Добавить в цитаты Настройки чтения

Страница 44 из 60

Однажды после легкого набега, когда мы, как обычно, через форточку выходили из его квартиры, она появилась во дворе. По нашим расчетам, она должна была появиться гораздо позже.

От волнения, уже наполовину высунувшись, я застрял в форточке. Можно сказать, что дух мой уже был на свободе, а сам я висел на форточке в состоянии какого-то дурацкого равновесия. Вот так вот, покачиваясь, я смотрел на нее сверху вниз, а она на меня снизу. Я чувствовал, что ее особенно раздражает, как проявление дополнительного нахальства, то, что я продолжаю висеть. Но вот она вышла из оцепенения, открыла дверь, и, как я вслепую ни отбивался ногами, та часть тела, которая оказалась недостаточно сухопарой, порядочно пострадала. В конце концов я вывалился, оставив у нее в руках кусок штанов, как ящерица оставляет хвост.
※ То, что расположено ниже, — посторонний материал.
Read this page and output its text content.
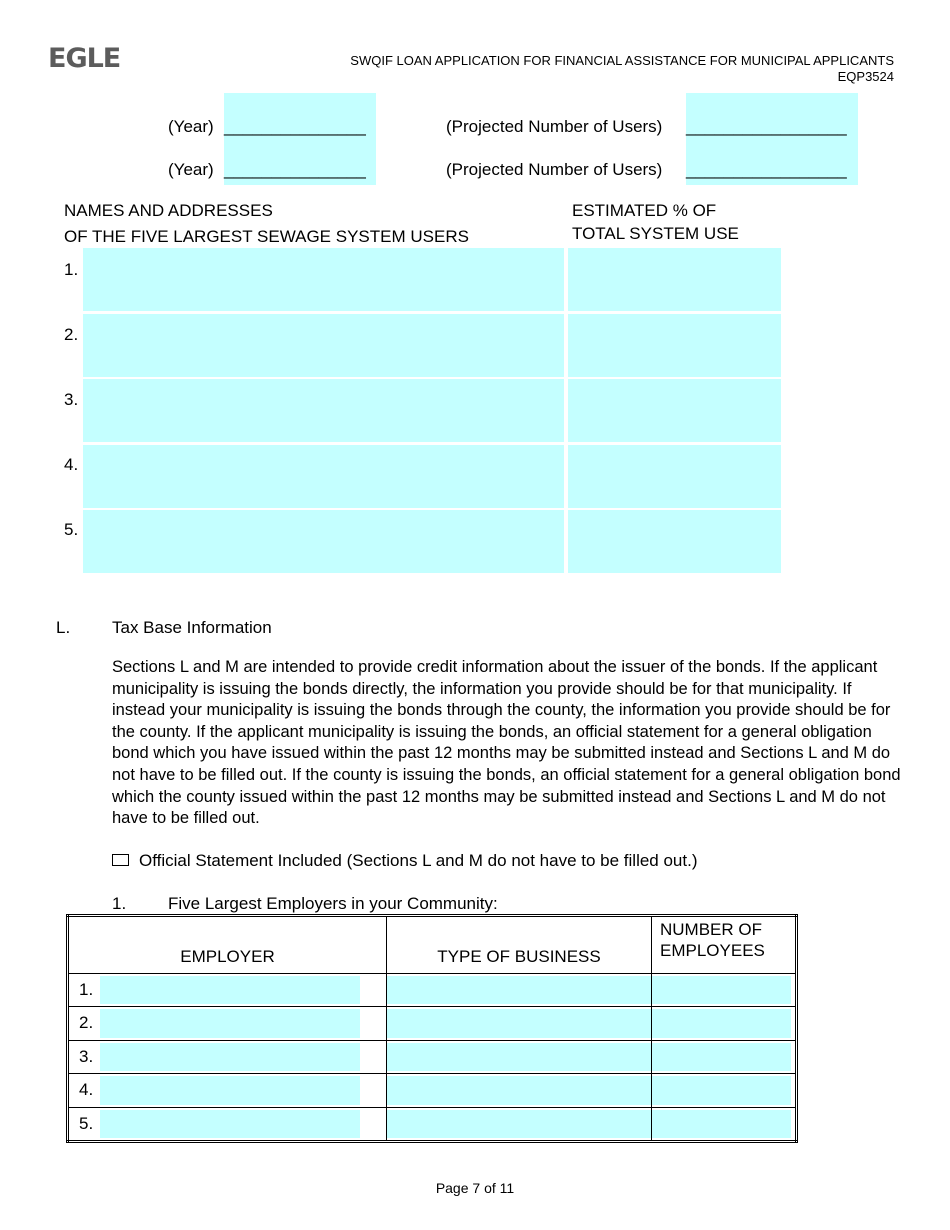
EGLE	SWQIF LOAN APPLICATION FOR FINANCIAL ASSISTANCE FOR MUNICIPAL APPLICANTS
EQP3524
(Year) _______________	(Projected Number of Users) _________________
(Year) _______________	(Projected Number of Users) _________________
NAMES AND ADDRESSES
OF THE FIVE LARGEST SEWAGE SYSTEM USERS
ESTIMATED % OF
TOTAL SYSTEM USE
1.
2.
3.
4.
5.
L. Tax Base Information
Sections L and M are intended to provide credit information about the issuer of the bonds. If the applicant municipality is issuing the bonds directly, the information you provide should be for that municipality. If instead your municipality is issuing the bonds through the county, the information you provide should be for the county. If the applicant municipality is issuing the bonds, an official statement for a general obligation bond which you have issued within the past 12 months may be submitted instead and Sections L and M do not have to be filled out. If the county is issuing the bonds, an official statement for a general obligation bond which the county issued within the past 12 months may be submitted instead and Sections L and M do not have to be filled out.
Official Statement Included (Sections L and M do not have to be filled out.)
1. Five Largest Employers in your Community:
EMPLOYER	TYPE OF BUSINESS	NUMBER OF
EMPLOYEES

1.

2.

3.

4.

5.

Page 7 of 11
Но ей этого было мало. Только я дома рассказал довольно правдоподобную историю о том, как злая соседская собака напала на меня на улице, а мама приготовилась идти устраивать скандал, как появилась бабка, держа в руке проклятый трофей.
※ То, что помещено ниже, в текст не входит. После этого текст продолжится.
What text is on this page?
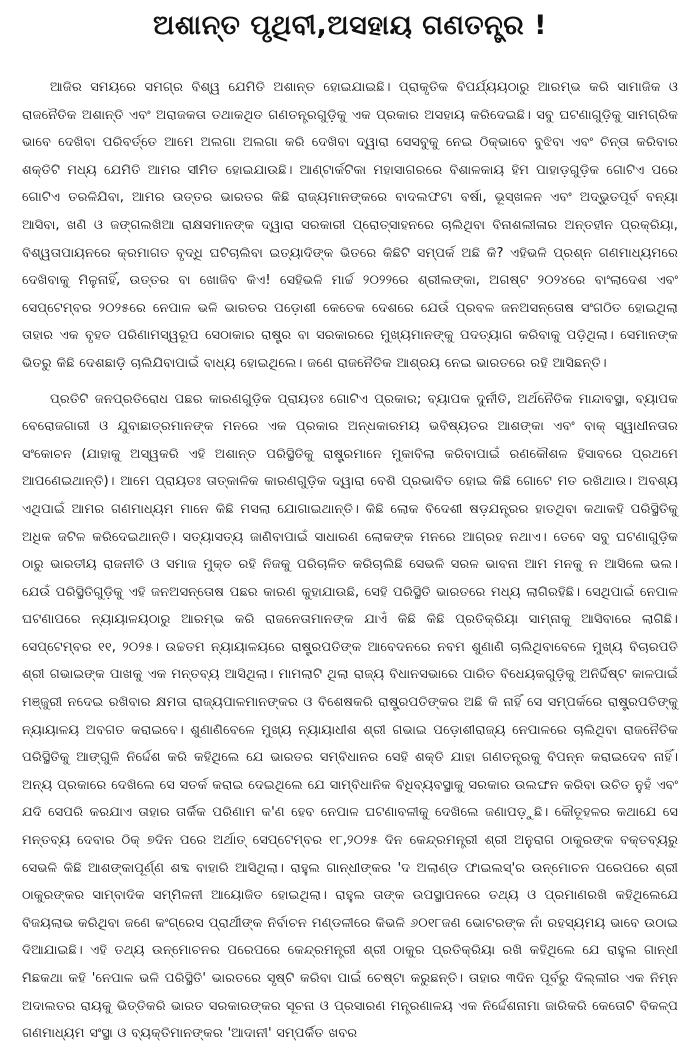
ଅଶାନ୍ତ ପୃଥିବୀ,ଅସହାୟ ଗଣତନ୍ତ୍ର !

ଆଜିର ସମୟରେ ସମଗ୍ର ବିଶ୍ୱ ଯେମିତି ଅଶାନ୍ତ ହୋଇଯାଇଛି। ପ୍ରାକୃତିକ ବିପର୍ଯ୍ୟୟଠାରୁ ଆରମ୍ଭ କରି ସାମାଜିକ ଓ ରାଜନୈତିକ ଅଶାନ୍ତି ଏବଂ ଅରାଜକତା ତଥାକଥିତ ଗଣତନ୍ତ୍ରଗୁଡ଼ିକୁ ଏକ ପ୍ରକାର ଅସହାୟ କରିଦେଇଛି। ସବୁ ଘଟଣାଗୁଡ଼ିକୁ ସାମଗ୍ରିକ ଭାବେ ଦେଖିବା ପରିବର୍ତ୍ତେ ଆମେ ଅଲଗା ଅଲଗା କରି ଦେଖିବା ଦ୍ୱାରା ସେସବୁକୁ ନେଇ ଠିକ୍‌ଭାବେ ବୁଝିବା ଏବଂ ଚିନ୍ତା କରିବାର ଶକ୍ତିଟି ମଧ୍ୟ ଯେମିତି ଆମର ସୀମିତ ହୋଇଯାଉଛି। ଆଣ୍ଟାର୍କଟିକା ମହାସାଗରରେ ବିଶାଳକାୟ ହିମ ପାହାଡ଼ଗୁଡ଼ିକ ଗୋଟିଏ ପରେ ଗୋଟିଏ ତରଳିଯିବା, ଆମର ଉତ୍ତର ଭାରତର କିଛି ରାଜ୍ୟମାନଙ୍କରେ ବାଦଲଫଟା ବର୍ଷା, ଭୂସ୍ଖଳନ ଏବଂ ଅଦ୍ଭୁତପୂର୍ବ ବନ୍ୟା ଆସିବା, ଖଣି ଓ ଜଙ୍ଗଲଖିଆ ରାକ୍ଷସମାନଙ୍କ ଦ୍ୱାରା ସରକାରୀ ପ୍ରୋତ୍ସାହନରେ ଚାଲିଥିବା ବିନାଶଲୀଳାର ଅନ୍ତହୀନ ପ୍ରକ୍ରିୟା, ବିଶ୍ୱତାପାୟନରେ କ୍ରମାଗତ ବୃଦ୍ଧି ଘଟିଚାଲିବା ଇତ୍ୟାଦିଙ୍କ ଭିତରେ କିଛିଟି ସମ୍ପର୍କ ଅଛି କି? ଏହିଭଳି ପ୍ରଶ୍ନ ଗଣମାଧ୍ୟମରେ ଦେଖିବାକୁ ମିଳୁନାହିଁ, ଉତ୍ତର ବା ଖୋଜିବ କିଏ! ସେହିଭଳି ମାର୍ଚ୍ଚ ୨୦୨୨ରେ ଶ୍ରୀଲଙ୍କା, ଅଗଷ୍ଟ ୨୦୨୪ରେ ବାଂଲାଦେଶ ଏବଂ ସେପ୍ଟେମ୍ବର ୨୦୨୫ରେ ନେପାଳ ଭଳି ଭାରତର ପଡ଼ୋଶୀ କେତେକ ଦେଶରେ ଯେଉଁ ପ୍ରବଳ ଜନଅସନ୍ତୋଷ ସଂଗଠିତ ହୋଇଥିଲା ତାହାର ଏକ ବୃହତ ପରିଣାମସ୍ୱରୂପ ସେଠାକାର ରାଷ୍ଟ୍ର ବା ସରକାରରେ ମୁଖ୍ୟମାନଙ୍କୁ ପଦତ୍ୟାଗ କରିବାକୁ ପଡ଼ିଥିଲା। ସେମାନଙ୍କ ଭିତରୁ କିଛି ଦେଶଛାଡ଼ି ଚାଲିଯିବାପାଇଁ ବାଧ୍ୟ ହୋଇଥିଲେ। ଜଣେ ରାଜନୈତିକ ଆଶ୍ରୟ ନେଇ ଭାରତରେ ରହି ଆସିଛନ୍ତି।

ପ୍ରତିଟି ଜନପ୍ରତିରୋଧ ପଛର କାରଣଗୁଡ଼ିକ ପ୍ରାୟତଃ ଗୋଟିଏ ପ୍ରକାର; ବ୍ୟାପକ ଦୁର୍ନୀତି, ଅର୍ଥନୈତିକ ମାନ୍ଦାବସ୍ଥା, ବ୍ୟାପକ ବେରୋଜଗାରୀ ଓ ଯୁବାଛାତ୍ରମାନଙ୍କ ମନରେ ଏକ ପ୍ରକାର ଅନ୍ଧକାରମୟ ଭବିଷ୍ୟତର ଆଶଙ୍କା ଏବଂ ବାକ୍ ସ୍ୱାଧୀନତାର ସଂକୋଚନ (ଯାହାକୁ ଅସ୍ୱକରି ଏହି ଅଶାନ୍ତ ପରିସ୍ଥିତିକୁ ରାଷ୍ଟ୍ରମାନେ ମୁକାବିଲା କରିବାପାଇଁ ରଣକୌଶଳ ହିସାବରେ ପ୍ରଥମେ ଆପଣେଇଥାନ୍ତି)। ଆମେ ପ୍ରାୟତଃ ତାତ୍କାଳିକ କାରଣଗୁଡ଼ିକ ଦ୍ୱାରା ବେଶି ପ୍ରଭାବିତ ହୋଇ କିଛି ଗୋଟେ ମତ ରଖିଥାଉ। ଅବଶ୍ୟ ଏଥିପାଇଁ ଆମର ଗଣମାଧ୍ୟମ ମାନେ କିଛି ମସଲା ଯୋଗାଇଥାନ୍ତି। କିଛି ଲୋକ ବିଦେଶୀ ଷଡ଼ଯନ୍ତ୍ରର ହାତଥିବା କଥାକହି ପରିସ୍ଥିତିକୁ ଅଧିକ ଜଟିଳ କରିଦେଇଥାନ୍ତି। ସତ୍ୟାସତ୍ୟ ଜାଣିବାପାଇଁ ସାଧାରଣ ଲୋକଙ୍କ ମନରେ ଆଗ୍ରହ ନଥାଏ। ତେବେ ସବୁ ଘଟଣାଗୁଡ଼ିକ ଠାରୁ ଭାରତୀୟ ରାଜନୀତି ଓ ସମାଜ ମୁକ୍ତ ରହି ନିଜକୁ ପରିଚାଳିତ କରିଚାଲିଛି ସେଭଳି ସରଳ ଭାବନା ଆମ ମନକୁ ନ ଆସିଲେ ଭଲ। ଯେଉଁ ପରିସ୍ଥିତିଗୁଡ଼ିକୁ ଏହି ଜନଅସନ୍ତୋଷ ପଛର କାରଣ କୁହାଯାଉଛି, ସେହି ପରିସ୍ଥିତି ଭାରତରେ ମଧ୍ୟ ଲାଗିରହିଛି। ସେଥିପାଇଁ ନେପାଳ ଘଟଣାପରେ ନ୍ୟାୟାଳୟଠାରୁ ଆରମ୍ଭ କରି ରାଜନେତାମାନଙ୍କ ଯାଏଁ କିଛି କିଛି ପ୍ରତିକ୍ରିୟା ସାମ୍ନାକୁ ଆସିବାରେ ଲାଗିଛି। ସେପ୍ଟେମ୍ବର ୧୧, ୨୦୨୫। ଉଚ୍ଚତମ ନ୍ୟାୟାଳୟରେ ରାଷ୍ଟ୍ରପତିଙ୍କ ଆବେଦନରେ ନବମ ଶୁଣାଣି ଚାଲିଥିବାବେଳେ ମୁଖ୍ୟ ବିଚାରପତି ଶ୍ରୀ ଗଭାଇଙ୍କ ପାଖକୁ ଏକ ମନ୍ତବ୍ୟ ଆସିଥିଲା। ମାମଲାଟି ଥିଲା ରାଜ୍ୟ ବିଧାନସଭାରେ ପାରିତ ବିଧେୟକଗୁଡ଼ିକୁ ଅନିର୍ଦ୍ଦିଷ୍ଟ କାଳପାଇଁ ମଞ୍ଜୁରୀ ନଦେଇ ରଖିବାର କ୍ଷମତା ରାଜ୍ୟପାଳମାନଙ୍କର ଓ ବିଶେଷକରି ରାଷ୍ଟ୍ରପତିଙ୍କର ଅଛି କି ନାହିଁ ସେ ସମ୍ପର୍କରେ ରାଷ୍ଟ୍ରପତିଙ୍କୁ ନ୍ୟାୟାଳୟ ଅବଗତ କରାଇବେ। ଶୁଣାଣିବେଳେ ମୁଖ୍ୟ ନ୍ୟାୟାଧୀଶ ଶ୍ରୀ ଗଭାଇ ପଡ଼ୋଶୀରାଜ୍ୟ ନେପାଳରେ ଚାଲିଥିବା ରାଜନୈତିକ ପରିସ୍ଥିତିକୁ ଆଙ୍ଗୁଳି ନିର୍ଦ୍ଦେଶ କରି କହିଥିଲେ ଯେ ଭାରତର ସମ୍ବିଧାନର ସେହି ଶକ୍ତି ଯାହା ଗଣତନ୍ତ୍ରକୁ ବିପନ୍ନ କରାଇଦେବ ନାହିଁ। ଅନ୍ୟ ପ୍ରକାରେ ଦେଖିଲେ ସେ ସତର୍କ କରାଇ ଦେଇଥିଲେ ଯେ ସାମ୍ବିଧାନିକ ବିଧିବ୍ୟବସ୍ଥାକୁ ସରକାର ଉଲଙ୍ଘନ କରିବା ଉଚିତ ନୁହଁ ଏବଂ ଯଦି ସେପରି କରଯାଏ ତାହାର ତାର୍କିକ ପରିଣାମ କ'ଣ ହେବ ନେପାଳ ଘଟଣାବଳୀକୁ ଦେଖିଲେ ଜଣାପଡ଼ୁଛି। କୌତୂହଳର କଥାଯେ ସେ ମନ୍ତବ୍ୟ ଦେବାର ଠିକ୍ ୭ଦିନ ପରେ ଅର୍ଥାତ୍ ସେପ୍ଟେମ୍ବର ୧୮,୨୦୨୫ ଦିନ କେନ୍ଦ୍ରମନ୍ତ୍ରୀ ଶ୍ରୀ ଅନୁରାଗ ଠାକୁରଙ୍କ ବକ୍ତବ୍ୟରୁ ସେଭଳି କିଛି ଆଶଙ୍କାପୂର୍ଣ୍ଣ ଶବ୍ଦ ବାହାରି ଆସିଥିଲା। ରାହୁଲ ଗାନ୍ଧୀଙ୍କର 'ଦ ଅଲାଣ୍ଡ ଫାଇଲସ୍'ର ଉନ୍ମୋଚନ ପରେପରେ ଶ୍ରୀ ଠାକୁରଙ୍କର ସାମ୍ବାଦିକ ସମ୍ମିଳନୀ ଆୟୋଜିତ ହୋଇଥିଲା। ରାହୁଲ ତାଙ୍କ ଉପସ୍ଥାପନରେ ତଥ୍ୟ ଓ ପ୍ରମାଣରଖି କହିଥିଲେଯେ ବିଜୟଲାଭ କରିଥିବା ଜଣେ କଂଗ୍ରେସ ପ୍ରାର୍ଥୀଙ୍କ ନିର୍ବାଚନ ମଣ୍ଡଳୀରେ କିଭଳି ୬୦୧୮ଜଣ ଭୋଟରଙ୍କ ନାଁ ରହସ୍ୟମୟ ଭାବେ ଉଠାଇ ଦିଆଯାଇଛି। ଏହି ତଥ୍ୟ ଉନ୍ମୋଚନର ପରେପରେ କେନ୍ଦ୍ରମନ୍ତ୍ରୀ ଶ୍ରୀ ଠାକୁର ପ୍ରତିକ୍ରିୟା ରଖି କହିଥିଲେ ଯେ ରାହୁଲ ଗାନ୍ଧୀ ମିଛକଥା କହି 'ନେପାଳ ଭଳି ପରିସ୍ଥିତି' ଭାରତରେ ସୃଷ୍ଟି କରିବା ପାଇଁ ଚେଷ୍ଟା କରୁଛନ୍ତି। ତାହାର ୩ଦିନ ପୂର୍ବରୁ ଦିଲ୍ଲୀର ଏକ ନିମ୍ନ ଅଦାଲତର ରାୟକୁ ଭିତ୍ତିକରି ଭାରତ ସରକାରଙ୍କର ସୂଚନା ଓ ପ୍ରସାରଣ ମନ୍ତ୍ରଣାଳୟ ଏକ ନିର୍ଦ୍ଦେଶନାମା ଜାରିକରି କେତୋଟି ବିକଳ୍ପ ଗଣମାଧ୍ୟମ ସଂସ୍ଥା ଓ ବ୍ୟକ୍ତିମାନଙ୍କର 'ଆଦାନୀ' ସମ୍ପର୍କିତ ଖବର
Она, конечно, все выложила, и мама, побледнев от гнева, уставив грозный перст на несчастный клок, спросила:

– Откуда это?

В глубинах ее голоса клокотал призвук закипающей лавы.

– Не знаю, – сказал я.

Мне тогда крепко досталось, так как ко всем своим проделкам я еще лишил ее удовольствия поговорить с соседкой начистоту. У них были свои счеты.

Так вот, эта самая бабка обычно подавала нам обед. Мне она накладывала не особенно густо, как бы для затравки основного мотора. Но я не давал себя провести и быстро съедал свою неполноценную порцию, пока мой друг ковырялся в какой-нибудь котлете, вяло шлепая губами, потрескивая накрахмаленным панцирем салфетки и поглядывая на меня тоскливыми глазами вырождающегося инфанта,

Бабка начинала нервничать и в сотый раз рассказывала жалкий анекдот про одного мальчика, который плохо ел, а потом заболел чахоткой. Внук вяло внимал, а дело двигалось медленно. У меня же, наоборот, чересчур успешно.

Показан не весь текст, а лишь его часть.